Belgium has unblocked frozen Russian state accounts, Belgium’s foreign minister says.
The assets were seized in a move triggered by a court ruling over the now-defunct Yukos oil company.
In July 2014, an international arbitration court said Russian officials had manipulated the legal system to bankrupt Yukos.
Yukos was then taken over by a Russian state company.
In 2014, a court told Russia to pay Yukos shareholders $50 billion in compensation, after Yukos’s break-up.
But Russia does not acknowledge the court’s findings, leading former Yukos shareholders to get Russian state assets frozen.
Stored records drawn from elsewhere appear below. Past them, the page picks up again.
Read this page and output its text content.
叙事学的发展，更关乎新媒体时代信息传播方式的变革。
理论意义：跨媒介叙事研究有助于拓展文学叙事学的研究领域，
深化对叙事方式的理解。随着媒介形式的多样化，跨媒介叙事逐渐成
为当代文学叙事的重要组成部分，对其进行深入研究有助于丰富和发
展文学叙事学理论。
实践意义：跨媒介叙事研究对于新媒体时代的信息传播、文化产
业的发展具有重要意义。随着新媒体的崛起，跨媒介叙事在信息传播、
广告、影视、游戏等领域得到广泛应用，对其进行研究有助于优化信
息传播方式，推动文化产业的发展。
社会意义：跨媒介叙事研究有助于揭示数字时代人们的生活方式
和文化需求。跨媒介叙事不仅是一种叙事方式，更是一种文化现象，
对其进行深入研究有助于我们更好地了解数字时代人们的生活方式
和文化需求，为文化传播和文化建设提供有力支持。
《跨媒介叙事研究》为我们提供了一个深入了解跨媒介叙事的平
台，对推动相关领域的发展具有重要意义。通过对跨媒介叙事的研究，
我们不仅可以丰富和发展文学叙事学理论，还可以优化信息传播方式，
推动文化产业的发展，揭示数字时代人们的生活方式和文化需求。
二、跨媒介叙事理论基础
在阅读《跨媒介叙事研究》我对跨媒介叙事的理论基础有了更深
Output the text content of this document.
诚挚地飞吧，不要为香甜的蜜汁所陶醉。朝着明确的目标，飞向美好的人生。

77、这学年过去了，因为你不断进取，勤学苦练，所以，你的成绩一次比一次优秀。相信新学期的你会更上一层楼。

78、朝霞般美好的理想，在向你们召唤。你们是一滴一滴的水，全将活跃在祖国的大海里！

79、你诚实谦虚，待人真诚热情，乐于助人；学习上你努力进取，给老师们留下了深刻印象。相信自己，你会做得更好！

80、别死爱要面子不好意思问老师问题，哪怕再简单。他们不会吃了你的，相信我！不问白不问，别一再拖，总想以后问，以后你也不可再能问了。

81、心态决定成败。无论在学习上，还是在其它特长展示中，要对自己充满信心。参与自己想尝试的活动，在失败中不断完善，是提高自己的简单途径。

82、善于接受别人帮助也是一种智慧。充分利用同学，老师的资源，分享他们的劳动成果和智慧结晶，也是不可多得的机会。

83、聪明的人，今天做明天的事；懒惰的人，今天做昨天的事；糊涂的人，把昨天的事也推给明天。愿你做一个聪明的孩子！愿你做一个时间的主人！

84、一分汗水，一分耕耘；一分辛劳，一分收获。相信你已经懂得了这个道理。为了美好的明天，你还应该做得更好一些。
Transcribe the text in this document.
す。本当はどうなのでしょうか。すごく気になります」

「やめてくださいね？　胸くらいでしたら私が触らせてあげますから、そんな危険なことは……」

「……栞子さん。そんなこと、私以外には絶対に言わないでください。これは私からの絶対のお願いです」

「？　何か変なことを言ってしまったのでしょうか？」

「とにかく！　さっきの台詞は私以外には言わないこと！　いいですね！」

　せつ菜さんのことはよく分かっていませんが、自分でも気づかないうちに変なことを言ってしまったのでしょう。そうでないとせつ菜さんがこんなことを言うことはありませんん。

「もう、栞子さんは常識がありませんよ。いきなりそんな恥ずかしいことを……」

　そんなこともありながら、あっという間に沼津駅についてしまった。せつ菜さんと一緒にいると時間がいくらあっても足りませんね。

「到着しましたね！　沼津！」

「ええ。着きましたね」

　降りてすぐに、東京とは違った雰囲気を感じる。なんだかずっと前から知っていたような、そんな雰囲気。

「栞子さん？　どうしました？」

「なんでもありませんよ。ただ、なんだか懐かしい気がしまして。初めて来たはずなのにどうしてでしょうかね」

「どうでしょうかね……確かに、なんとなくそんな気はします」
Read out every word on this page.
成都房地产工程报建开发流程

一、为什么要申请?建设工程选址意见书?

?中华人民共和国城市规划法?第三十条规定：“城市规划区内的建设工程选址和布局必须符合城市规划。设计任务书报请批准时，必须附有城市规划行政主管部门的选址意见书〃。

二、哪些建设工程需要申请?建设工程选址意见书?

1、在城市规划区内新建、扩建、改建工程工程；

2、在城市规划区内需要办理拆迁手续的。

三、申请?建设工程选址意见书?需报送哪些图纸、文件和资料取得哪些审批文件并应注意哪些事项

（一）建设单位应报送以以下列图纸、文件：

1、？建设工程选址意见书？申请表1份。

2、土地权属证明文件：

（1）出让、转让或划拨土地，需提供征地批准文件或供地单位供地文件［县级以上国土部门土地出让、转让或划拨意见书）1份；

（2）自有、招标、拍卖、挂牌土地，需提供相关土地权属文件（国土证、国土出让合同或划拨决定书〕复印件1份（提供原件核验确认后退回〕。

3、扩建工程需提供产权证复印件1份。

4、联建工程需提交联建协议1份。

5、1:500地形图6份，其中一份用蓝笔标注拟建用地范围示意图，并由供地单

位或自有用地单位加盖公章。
Responding to the asset seizure, President Vladimir Putin said he would “defend our interests by the route of justice”.
Belgium’s ambassador to Moscow was summoned to the Kremlin, and told the asset seizure was “an openly hostile act” that “crudely violates the recognized norms of international law”.
While visiting China, Belgium’s Foreign Minister Didier Reynders said: “A solution has been found to unblock as a priority accounts for the running of the embassies, and the rest will follow.”
France also seized Russian state accounts in about 40 banks, along with several buildings.
It is not known if those assets will also be unblocked.
On June 19, Mikhail Khodorkovsky – who was freed in 2013 – said the seizure of Russian assets was “a signal that theft will not escape punishment, no matter how all-powerful the thief was”.
Mikhail Khodorkovsky has not responded to Belgium’s decision to unfreeze the assets.